The MPC minutes for February'21 policy suggested comfort amongst MPC members with the current accommodative stance. Members continue to highlight upside risks to inflation, but view downside risks to growth as being more significant and in need of continuing policy support. Comments by the RBI members on liquidity policy, suggest that RBI might continue to try to curb significant moves higher in long-term rates, and that the central bank is likely to replenish the durable liquidity reduction (~1.5tn INR) on cash-reserve ratio hikes in March'21 and May'21 this year by further bond purchases in coming months.
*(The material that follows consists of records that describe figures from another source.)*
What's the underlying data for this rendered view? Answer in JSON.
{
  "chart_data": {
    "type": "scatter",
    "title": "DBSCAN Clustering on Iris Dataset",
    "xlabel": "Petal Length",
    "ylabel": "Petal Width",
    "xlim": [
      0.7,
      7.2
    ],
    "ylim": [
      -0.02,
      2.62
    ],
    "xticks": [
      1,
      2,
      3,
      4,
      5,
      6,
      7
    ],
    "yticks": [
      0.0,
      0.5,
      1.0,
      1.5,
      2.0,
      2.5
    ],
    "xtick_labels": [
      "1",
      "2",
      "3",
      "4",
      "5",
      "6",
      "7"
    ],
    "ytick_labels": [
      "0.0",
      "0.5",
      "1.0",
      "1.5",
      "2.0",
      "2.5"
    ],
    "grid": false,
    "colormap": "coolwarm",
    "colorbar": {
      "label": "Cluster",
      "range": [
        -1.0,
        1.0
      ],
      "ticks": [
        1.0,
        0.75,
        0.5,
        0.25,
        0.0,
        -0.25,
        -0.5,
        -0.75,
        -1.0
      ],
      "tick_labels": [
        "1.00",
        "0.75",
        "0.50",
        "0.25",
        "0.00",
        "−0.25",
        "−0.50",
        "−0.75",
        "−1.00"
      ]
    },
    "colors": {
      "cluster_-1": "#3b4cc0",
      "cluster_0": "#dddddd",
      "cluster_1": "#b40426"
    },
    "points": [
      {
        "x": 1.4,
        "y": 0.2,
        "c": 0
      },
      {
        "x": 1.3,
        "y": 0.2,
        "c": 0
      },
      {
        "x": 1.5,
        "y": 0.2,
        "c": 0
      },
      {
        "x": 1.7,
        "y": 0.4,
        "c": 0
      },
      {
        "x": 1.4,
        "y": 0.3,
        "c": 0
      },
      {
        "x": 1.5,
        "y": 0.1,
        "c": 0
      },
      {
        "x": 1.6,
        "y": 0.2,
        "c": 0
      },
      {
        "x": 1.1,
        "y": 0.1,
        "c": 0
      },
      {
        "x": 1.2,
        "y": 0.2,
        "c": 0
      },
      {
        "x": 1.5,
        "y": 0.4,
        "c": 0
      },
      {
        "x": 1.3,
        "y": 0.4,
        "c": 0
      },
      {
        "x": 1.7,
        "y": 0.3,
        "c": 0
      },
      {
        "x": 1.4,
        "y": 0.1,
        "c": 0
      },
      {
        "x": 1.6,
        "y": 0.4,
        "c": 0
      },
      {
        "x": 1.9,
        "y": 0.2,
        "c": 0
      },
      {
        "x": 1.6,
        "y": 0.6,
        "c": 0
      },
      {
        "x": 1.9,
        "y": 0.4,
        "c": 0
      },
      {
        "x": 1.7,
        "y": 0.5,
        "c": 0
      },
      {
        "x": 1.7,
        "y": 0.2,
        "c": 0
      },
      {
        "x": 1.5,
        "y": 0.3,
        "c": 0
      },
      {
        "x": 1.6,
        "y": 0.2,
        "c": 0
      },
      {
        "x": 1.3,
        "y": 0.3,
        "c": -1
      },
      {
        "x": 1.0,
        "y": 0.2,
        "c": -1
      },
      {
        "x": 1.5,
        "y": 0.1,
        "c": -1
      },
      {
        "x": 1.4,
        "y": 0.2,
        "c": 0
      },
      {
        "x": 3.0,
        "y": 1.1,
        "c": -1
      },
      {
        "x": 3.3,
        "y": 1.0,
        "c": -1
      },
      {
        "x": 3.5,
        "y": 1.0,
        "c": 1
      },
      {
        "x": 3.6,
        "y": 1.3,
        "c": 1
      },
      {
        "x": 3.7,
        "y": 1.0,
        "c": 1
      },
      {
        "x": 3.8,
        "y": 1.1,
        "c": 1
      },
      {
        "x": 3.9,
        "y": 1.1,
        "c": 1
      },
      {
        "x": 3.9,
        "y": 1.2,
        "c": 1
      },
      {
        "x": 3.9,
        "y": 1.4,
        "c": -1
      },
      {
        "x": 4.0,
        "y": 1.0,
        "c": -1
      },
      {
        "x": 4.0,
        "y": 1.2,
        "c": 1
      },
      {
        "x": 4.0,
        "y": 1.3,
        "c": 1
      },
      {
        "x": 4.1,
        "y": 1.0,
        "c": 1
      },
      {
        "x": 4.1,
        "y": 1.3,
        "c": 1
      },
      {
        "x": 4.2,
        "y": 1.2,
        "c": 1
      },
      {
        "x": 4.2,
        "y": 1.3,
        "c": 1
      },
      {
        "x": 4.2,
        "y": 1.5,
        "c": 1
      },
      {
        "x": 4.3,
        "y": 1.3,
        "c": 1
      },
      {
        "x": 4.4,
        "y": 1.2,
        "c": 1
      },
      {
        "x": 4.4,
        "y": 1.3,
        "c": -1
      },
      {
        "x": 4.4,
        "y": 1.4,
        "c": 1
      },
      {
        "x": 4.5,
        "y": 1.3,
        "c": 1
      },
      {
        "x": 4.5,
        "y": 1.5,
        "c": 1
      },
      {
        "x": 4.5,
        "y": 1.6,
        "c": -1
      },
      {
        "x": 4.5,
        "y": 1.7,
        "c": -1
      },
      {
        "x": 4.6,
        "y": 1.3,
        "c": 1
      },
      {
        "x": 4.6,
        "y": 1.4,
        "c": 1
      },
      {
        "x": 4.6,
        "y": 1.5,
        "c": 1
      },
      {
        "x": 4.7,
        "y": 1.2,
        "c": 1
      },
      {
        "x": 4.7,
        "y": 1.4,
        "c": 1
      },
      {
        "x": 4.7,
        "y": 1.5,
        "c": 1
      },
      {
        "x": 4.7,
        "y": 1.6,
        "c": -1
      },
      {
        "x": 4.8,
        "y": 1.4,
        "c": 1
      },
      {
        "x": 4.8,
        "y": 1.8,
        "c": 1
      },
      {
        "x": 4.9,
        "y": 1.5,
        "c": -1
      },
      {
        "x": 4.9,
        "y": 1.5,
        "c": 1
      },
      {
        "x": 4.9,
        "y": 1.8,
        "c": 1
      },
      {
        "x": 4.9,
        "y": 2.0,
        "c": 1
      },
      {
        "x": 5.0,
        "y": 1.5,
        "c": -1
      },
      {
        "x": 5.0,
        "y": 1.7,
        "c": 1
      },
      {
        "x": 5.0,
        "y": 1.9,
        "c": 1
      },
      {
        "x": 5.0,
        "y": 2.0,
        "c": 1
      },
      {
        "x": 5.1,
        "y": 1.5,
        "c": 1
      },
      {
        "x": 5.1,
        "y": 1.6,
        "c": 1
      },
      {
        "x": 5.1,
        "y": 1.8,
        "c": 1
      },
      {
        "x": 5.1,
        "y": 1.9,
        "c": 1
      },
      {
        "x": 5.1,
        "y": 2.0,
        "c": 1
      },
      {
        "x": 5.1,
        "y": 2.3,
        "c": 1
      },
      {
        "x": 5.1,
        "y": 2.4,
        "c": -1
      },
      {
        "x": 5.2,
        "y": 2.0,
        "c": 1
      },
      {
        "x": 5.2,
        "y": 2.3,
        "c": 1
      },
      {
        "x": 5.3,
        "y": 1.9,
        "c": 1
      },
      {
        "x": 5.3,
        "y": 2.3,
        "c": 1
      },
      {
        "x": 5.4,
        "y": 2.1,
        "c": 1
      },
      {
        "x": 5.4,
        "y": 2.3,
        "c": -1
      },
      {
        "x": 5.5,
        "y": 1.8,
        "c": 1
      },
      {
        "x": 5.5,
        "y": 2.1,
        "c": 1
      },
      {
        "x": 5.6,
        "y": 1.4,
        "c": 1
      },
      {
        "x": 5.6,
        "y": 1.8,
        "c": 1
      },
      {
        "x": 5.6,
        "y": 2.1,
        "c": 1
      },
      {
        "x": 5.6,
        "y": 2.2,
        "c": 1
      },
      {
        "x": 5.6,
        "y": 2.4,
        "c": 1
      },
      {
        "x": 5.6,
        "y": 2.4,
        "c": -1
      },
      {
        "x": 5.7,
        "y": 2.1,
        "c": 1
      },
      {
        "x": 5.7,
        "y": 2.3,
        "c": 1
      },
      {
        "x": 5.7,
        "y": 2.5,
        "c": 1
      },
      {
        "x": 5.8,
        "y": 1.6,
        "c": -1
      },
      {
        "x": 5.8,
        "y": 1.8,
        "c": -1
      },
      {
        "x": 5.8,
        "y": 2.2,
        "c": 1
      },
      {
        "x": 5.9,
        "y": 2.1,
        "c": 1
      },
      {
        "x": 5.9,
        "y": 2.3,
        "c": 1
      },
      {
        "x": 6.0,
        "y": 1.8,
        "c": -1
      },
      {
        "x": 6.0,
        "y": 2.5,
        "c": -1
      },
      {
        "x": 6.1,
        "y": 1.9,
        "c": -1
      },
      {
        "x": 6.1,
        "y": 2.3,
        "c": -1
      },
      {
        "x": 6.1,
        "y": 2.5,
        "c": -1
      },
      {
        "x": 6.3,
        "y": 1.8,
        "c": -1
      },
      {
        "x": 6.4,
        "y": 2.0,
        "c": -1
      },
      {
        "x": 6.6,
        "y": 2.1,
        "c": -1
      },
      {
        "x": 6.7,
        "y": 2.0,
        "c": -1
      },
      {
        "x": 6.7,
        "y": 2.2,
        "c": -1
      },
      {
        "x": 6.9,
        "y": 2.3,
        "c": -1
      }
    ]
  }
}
RBI released the Report on Currency and Finance (RCF). The report assesses that the current inflation target band of 4% +/- 2% remains appropriate for the next five years. The report states that the MPC size and composition, decision-making process, communication practices and accountability mechanisms are in line with international best practices, while noting that some operational aspects of forward guidance, the release of MPC minutes and transcripts, and the onboarding process for MPC members may warrant an evaluation.

Outlook

The global reflation trade is completely logical in its direction of pricing. Some acceleration in the trend may also have been justifiable as the size of US fiscal response picked up. However, it is still likely that bulk of this adjustment may have run its course for now and the repricing now falls back to a more sustainable pace. There may even be givebacks from time to time as market adjusts to a most likely pace of change. There is also an element of longer term repricing here as for example to US inflation expectations and hence the neutral Fed funds rate. This will unlikely be called into question while we are in the current bout of reflation. The key test to these will come when the pent up phase is done and we have a "cleaner" set of data and drivers to work with. As for our local bond markets while our ongoing cyclical recovery and eventual improvement in perceived credit profile may argue for a gradual reduction in yield spreads over developed markets over time (as what happened in the pre-2008 period) which may reduce the impact of say US yield changes into ours, the near term correlations may nevertheless be strong enough. However, it is really the pace of change in bond yields that matters. When yield curves are this steep, one can no longer think only in terms of being "long or not". Additionally, the traditional way of thinking about risk reduction through moving to short duration money market assets may not work in an environment where it is actually the overnight rate that needs to shoulder the bulk of the readjustment ahead and hence assets most closely priced off the overnight rate may be at the most risk of readjusting. It is for this reason that some amount of "bar-belling" alongside exposure to quality roll down products may make sense. It is relevant to note that these strategies account for a rise in yields over the period ahead, and the possible volatility can be mitigated by having reasonably long investment horizons.